Initially inspired by the spiritual journey John Coltrane had undertaken at a similar point in his career, Santana was ultimately sidetracked into a very specific sect of mysticism—one man’s interpretation, in fact.
Sri Chinmoy, whose high-profile followers in the mid-1970s also included the jazz musician John McLaughlin (who formed the Mahavishnu Orchestra during his period as an acolyte), R&B singer Roberta Flack, and E Street Band saxman Clarence Clemons, had an enormous impact not just on Santana’s spiritual outlook, but on his music, as well.

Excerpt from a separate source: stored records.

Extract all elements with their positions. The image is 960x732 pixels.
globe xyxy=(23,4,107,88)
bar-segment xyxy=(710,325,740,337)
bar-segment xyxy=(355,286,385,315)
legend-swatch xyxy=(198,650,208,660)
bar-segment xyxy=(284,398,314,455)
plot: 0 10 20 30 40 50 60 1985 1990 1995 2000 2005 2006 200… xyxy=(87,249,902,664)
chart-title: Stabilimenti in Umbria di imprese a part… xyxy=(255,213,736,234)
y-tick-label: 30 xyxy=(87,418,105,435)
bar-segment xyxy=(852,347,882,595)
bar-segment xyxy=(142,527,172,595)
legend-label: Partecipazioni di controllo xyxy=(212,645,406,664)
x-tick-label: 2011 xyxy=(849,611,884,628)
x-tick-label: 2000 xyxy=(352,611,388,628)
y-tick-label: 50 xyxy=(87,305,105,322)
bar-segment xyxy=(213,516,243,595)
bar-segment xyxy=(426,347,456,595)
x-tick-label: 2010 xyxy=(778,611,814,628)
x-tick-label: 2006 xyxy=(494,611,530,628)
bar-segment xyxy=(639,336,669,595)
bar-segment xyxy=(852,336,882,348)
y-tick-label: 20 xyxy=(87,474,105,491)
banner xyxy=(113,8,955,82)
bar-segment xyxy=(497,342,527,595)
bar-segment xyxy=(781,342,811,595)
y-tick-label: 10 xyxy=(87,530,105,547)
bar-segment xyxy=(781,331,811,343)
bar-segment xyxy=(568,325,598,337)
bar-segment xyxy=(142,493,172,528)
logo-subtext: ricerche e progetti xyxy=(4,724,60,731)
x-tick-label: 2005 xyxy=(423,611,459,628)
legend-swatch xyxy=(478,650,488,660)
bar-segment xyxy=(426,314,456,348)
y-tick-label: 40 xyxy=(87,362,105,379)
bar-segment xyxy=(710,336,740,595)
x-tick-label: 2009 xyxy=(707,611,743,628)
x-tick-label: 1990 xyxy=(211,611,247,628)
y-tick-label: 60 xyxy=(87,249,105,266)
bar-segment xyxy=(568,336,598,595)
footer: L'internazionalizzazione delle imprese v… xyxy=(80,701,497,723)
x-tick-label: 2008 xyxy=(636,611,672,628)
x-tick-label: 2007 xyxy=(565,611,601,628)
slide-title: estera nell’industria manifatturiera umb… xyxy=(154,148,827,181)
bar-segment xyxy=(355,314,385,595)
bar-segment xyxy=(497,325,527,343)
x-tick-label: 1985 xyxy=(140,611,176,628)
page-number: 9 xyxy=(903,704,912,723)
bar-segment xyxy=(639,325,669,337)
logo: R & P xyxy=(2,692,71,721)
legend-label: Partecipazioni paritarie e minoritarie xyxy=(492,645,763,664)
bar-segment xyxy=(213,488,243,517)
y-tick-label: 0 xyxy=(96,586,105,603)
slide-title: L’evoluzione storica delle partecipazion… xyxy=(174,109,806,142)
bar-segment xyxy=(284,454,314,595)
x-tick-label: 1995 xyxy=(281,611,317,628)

Santana began using the name Chinmoy had bestowed upon him, “Devadip,” as part of his public identity, and he split up his time between recording more traditionally palatable rock with his band and decidedly more experimental jazz-fusion on solo records like Caravanserai and Borboletta. He wasn’t hesitant to admit which projects mattered more to him either. “Santana is my nose,” he said. “Devadip is my heart.”
Santana and his then-wife Deborah were part of Chinmoy’s community for roughly a decade, regarding him as their guru and feeling seemingly unfazed by growing criticisms from the outside world, some of which accused the internationally influential Chinmoy of running a cult.
When Carlos finally opted to walk away from Chinmoy in the early 1980s, it wasn’t necessarily because of any serious offences by the guru himself, but more of a disenchantment with some of the leader’s more unusual points of emphasis in his teachings.